— Как же ты теперь замуж-то пойдешь? — покачал головой лысоватый инспектор отдела, когда прочитал анкету, заполненную Леной ровным и аккуратным почерком. — Снова будешь заказывать анненпас[123]? Мне все равно нужна твоя родословная, чтобы принять тебя в штат. Вдруг будет проверка? Мне еще нужно уведомить гестапо, что у тебя нет полного комплекта документов.
— Когда у нас была проверка последний раз, герр Ланс?
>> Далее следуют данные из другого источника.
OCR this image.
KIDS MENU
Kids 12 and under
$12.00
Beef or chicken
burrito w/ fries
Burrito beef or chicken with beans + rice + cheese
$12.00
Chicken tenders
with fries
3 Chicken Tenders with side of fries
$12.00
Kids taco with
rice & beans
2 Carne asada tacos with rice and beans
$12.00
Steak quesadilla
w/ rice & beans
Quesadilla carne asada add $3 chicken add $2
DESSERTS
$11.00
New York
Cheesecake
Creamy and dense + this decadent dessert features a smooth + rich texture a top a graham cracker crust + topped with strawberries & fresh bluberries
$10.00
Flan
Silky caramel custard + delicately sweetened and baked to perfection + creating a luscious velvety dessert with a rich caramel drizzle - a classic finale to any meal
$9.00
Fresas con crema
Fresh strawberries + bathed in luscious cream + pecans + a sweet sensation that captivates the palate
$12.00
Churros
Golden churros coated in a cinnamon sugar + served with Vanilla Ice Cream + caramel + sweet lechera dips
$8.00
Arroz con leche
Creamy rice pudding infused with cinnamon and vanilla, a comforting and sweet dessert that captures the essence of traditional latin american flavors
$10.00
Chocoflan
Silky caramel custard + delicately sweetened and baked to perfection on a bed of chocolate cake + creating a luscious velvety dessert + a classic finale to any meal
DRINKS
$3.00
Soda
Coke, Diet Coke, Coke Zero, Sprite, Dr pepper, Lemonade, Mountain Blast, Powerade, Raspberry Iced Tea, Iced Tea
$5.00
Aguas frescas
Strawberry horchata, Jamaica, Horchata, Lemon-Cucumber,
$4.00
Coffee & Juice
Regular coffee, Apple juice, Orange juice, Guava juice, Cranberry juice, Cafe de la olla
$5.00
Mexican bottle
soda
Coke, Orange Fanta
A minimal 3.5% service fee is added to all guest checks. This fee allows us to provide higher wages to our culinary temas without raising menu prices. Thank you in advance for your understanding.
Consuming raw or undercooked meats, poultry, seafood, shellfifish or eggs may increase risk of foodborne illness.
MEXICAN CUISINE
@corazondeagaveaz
Я вас умоляю! — с легким смешком игриво произнесла Ильзе. — И зачем вам лишний раз беспокоить по такому пустяку сотрудников гестапо, когда у них и так сейчас много работы по выявлению врагов рейха? Тем более должность машинистки отдела объявлений — это не работа с государственными тайнами. Лене сделает анненпас со временем и принесет вам, чтобы вы подшили его к остальным документам. Тем более, если соберется замуж, он ей непременно понадобится.
— А вы собираетесь замуж, фройлян? — вдруг насторожился инспектор. И его вопрос был вполне закономерен. Как узнала позднее Лена, до нее в отделе объявлений работала девушка, уволившаяся в три дня — ровно столько дали ее жениху отпуска для вступления в брак, который по новым законам свершился в ускоренные сроки. — Есть жених? Здесь, в Германии, или на фронте?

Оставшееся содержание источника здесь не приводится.